There was something about sitting in the dark, looking down on the action that made you a part of it, while separating you just enough that you didn't have a real stake in the outcome.

It removed responsibility, Eve thought. The foolish and wealthy widow who'd gotten her skull bashed in wasn't looking to Lieutenant Eve Dallas to find the answers. That made looking for those answers an interesting game.

If Roarke had his way – and it was rarely otherwise – that rich widow would die six nights a week, and during two matinees, for a very, very long time for the amusement and entertainment of an audience of armchair detectives.

"He's not worth it," she muttered, drawn in by the action enough to be annoyed by the characters. "She's sacrificing herself, performing for the jury so they look at her as an opportunist, a user, a cold-hearted bitch.
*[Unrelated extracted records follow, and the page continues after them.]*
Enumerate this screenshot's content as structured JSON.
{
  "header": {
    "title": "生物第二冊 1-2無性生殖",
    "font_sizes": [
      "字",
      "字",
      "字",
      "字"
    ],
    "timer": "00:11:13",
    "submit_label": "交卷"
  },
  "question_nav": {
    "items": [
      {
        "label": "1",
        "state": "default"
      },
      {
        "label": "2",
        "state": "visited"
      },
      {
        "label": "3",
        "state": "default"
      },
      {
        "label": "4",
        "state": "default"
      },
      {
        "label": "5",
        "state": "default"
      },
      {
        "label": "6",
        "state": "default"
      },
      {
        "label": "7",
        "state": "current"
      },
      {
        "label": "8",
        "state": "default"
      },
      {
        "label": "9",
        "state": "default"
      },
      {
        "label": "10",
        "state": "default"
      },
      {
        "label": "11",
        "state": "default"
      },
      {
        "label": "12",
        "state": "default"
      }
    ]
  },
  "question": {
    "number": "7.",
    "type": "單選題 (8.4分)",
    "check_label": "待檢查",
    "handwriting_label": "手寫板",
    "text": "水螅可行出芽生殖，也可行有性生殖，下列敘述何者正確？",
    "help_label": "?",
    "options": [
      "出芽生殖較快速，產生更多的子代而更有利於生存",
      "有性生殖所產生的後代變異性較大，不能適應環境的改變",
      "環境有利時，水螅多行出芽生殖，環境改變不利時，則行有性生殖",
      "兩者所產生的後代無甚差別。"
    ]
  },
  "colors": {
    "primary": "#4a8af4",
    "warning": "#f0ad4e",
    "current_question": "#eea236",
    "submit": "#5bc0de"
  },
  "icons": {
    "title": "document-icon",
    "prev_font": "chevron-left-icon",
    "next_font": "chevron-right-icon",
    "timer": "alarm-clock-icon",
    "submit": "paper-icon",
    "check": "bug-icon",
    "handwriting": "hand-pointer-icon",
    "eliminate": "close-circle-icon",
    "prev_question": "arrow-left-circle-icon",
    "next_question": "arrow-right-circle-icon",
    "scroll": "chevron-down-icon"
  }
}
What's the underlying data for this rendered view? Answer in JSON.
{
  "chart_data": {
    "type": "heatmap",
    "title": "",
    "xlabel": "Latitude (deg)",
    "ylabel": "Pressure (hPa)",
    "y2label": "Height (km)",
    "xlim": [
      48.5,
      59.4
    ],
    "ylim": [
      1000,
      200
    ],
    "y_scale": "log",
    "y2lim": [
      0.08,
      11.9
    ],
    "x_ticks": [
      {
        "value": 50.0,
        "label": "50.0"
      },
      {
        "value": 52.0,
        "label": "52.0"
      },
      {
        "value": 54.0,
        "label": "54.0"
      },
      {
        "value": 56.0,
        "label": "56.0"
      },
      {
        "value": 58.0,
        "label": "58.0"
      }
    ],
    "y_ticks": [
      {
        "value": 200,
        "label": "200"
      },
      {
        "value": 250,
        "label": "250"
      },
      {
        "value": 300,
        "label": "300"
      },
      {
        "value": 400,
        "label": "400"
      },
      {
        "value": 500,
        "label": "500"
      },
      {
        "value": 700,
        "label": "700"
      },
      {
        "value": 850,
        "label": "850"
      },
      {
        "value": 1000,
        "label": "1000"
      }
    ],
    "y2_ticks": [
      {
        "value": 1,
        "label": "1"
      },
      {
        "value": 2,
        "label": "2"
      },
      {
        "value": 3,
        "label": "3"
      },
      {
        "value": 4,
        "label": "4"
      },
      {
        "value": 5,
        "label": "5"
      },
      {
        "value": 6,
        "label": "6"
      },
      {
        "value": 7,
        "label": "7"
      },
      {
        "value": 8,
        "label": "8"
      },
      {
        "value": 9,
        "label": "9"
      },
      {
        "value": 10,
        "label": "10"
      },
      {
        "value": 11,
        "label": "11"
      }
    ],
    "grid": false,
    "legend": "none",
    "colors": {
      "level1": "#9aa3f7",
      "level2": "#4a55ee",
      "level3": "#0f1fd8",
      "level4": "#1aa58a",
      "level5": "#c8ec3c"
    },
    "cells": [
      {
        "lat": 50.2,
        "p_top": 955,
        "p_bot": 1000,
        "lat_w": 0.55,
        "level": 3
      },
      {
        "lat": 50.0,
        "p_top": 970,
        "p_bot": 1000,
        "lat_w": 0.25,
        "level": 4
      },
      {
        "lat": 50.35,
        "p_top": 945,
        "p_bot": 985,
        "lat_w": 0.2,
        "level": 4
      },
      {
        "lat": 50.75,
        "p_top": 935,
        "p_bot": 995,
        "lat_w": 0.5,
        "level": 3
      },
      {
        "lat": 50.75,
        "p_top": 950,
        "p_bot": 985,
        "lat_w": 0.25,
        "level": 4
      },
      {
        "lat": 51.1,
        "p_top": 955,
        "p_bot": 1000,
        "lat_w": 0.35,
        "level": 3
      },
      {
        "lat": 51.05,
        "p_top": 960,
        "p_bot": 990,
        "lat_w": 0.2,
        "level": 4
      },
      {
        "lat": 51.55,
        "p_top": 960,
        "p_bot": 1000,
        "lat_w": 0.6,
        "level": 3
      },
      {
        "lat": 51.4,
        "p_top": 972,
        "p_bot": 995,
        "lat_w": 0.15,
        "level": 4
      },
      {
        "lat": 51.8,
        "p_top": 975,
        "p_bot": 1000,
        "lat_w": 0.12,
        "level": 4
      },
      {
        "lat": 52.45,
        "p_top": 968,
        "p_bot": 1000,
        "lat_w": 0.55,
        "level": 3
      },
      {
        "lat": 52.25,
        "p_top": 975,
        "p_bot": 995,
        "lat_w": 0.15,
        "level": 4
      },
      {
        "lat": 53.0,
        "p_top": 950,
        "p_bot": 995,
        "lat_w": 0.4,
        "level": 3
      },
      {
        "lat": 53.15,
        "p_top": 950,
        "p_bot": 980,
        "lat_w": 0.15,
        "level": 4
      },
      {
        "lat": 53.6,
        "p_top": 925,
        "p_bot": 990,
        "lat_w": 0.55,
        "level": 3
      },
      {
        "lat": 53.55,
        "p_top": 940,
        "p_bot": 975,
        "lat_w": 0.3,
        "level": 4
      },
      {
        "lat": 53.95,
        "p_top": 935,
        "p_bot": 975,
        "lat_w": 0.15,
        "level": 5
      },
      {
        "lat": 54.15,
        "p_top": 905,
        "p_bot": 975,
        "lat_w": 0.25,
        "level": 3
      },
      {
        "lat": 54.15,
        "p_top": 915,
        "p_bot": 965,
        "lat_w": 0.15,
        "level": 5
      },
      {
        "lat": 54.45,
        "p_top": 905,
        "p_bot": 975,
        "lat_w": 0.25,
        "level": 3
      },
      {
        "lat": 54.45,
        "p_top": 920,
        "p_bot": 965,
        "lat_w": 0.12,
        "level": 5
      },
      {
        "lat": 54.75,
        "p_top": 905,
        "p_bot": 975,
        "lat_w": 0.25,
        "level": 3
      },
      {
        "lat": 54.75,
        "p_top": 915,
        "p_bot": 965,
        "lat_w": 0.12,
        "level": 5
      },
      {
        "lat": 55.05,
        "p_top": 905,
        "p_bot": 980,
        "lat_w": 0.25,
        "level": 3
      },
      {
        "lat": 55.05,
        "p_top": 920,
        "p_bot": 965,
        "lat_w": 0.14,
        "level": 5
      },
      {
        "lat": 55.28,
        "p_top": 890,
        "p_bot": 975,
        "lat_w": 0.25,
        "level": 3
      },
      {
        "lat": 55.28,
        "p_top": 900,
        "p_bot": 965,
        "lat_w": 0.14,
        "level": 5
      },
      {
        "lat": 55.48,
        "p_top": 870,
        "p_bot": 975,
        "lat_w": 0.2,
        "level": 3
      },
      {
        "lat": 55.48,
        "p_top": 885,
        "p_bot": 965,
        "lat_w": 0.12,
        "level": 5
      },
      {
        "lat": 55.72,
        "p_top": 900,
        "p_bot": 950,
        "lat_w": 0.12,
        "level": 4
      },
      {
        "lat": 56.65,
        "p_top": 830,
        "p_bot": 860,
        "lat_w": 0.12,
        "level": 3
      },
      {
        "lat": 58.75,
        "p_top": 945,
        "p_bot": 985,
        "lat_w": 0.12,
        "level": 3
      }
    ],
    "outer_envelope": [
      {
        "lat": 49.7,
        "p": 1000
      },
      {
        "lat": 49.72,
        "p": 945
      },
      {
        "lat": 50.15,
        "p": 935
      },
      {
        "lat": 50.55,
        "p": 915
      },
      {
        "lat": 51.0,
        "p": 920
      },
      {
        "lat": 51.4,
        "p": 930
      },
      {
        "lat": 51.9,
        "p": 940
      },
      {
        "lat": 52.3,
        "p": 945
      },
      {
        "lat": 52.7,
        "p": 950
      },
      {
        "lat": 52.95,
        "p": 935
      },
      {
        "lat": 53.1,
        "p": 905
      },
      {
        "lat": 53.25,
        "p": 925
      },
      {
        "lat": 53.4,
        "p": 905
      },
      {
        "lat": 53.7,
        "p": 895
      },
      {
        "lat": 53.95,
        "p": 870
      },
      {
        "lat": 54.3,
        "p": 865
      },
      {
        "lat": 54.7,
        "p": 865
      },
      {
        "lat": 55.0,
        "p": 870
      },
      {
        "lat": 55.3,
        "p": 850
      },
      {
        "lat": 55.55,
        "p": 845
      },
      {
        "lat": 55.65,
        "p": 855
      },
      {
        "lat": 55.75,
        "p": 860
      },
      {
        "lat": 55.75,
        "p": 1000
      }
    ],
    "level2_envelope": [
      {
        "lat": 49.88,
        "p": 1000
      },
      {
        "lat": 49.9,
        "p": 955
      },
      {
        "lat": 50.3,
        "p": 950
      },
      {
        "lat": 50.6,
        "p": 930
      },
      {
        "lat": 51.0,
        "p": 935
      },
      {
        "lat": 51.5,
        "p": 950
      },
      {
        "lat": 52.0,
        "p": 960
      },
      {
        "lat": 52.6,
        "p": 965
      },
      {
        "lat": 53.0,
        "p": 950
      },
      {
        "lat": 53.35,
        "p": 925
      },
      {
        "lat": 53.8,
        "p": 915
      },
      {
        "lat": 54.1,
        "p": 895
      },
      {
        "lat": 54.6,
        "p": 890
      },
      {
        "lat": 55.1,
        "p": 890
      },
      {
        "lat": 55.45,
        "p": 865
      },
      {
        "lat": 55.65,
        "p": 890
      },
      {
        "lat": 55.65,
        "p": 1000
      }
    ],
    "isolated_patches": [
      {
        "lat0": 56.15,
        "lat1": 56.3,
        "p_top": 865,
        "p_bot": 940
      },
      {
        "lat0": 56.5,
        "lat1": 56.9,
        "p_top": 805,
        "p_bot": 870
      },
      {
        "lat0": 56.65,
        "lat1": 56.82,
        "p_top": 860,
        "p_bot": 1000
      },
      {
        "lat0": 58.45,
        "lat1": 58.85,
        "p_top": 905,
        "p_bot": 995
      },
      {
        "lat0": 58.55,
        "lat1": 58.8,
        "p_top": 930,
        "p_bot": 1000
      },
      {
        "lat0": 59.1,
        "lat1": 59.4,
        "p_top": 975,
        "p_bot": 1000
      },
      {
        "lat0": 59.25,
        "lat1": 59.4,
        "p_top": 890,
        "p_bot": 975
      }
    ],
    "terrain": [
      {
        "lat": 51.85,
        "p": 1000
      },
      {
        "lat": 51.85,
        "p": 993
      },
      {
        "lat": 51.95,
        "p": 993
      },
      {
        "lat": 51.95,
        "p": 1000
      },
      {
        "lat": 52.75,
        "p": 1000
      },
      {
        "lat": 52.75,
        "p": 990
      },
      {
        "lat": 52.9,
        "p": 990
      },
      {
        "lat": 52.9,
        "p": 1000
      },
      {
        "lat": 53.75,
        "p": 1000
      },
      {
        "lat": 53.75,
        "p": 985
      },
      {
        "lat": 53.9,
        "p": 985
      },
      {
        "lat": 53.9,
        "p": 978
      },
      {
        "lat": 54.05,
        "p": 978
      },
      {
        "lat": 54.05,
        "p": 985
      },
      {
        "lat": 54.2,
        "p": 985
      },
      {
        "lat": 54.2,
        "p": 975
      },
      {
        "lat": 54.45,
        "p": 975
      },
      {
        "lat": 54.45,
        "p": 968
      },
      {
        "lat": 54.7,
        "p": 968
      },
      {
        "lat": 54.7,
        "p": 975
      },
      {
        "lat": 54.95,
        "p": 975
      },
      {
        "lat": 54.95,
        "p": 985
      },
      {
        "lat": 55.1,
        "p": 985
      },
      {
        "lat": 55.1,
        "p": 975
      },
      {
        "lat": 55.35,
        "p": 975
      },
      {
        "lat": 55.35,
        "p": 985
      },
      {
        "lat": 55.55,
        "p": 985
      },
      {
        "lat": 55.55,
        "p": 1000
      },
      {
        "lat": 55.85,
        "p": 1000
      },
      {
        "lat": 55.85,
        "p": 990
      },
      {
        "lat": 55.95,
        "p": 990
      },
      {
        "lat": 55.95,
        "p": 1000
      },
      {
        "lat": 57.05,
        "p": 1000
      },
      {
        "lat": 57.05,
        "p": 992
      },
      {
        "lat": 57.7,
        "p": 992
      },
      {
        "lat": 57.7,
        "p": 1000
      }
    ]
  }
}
Because she loves him. And he's not worth a damn."

"One would assume," Roarke commented, "that she's just betrayed him and hung him out to dry."

"Uh-uh. She's turned the case on its ear, shifted it so that she's the villain. Who's the jury looking at now? She's the center, and he's just a sap. Damn smart thinking, if he was worth it, but he's not. Does she figure that out?"

"Watch and see."

"Just tell me if I'm right."

He leaned over, kissed her cheek. "No."

"No, I'm not right?"

"No, I'm not telling, and if you keep talking, you'll miss the subtleties and the dialogue."

She scowled at him but fell silent to watch the rest of the drama unfold. She rolled her eyes when the not guilty verdict was read. Juries, she thought. You couldn't depend on them in fiction or in real life. A panel of twelve decent cops would have convicted the bastard. She started to say so, then watched Christine Vole fight her way through a crowd of spectators, who wanted her blood, into the nearly empty courtroom.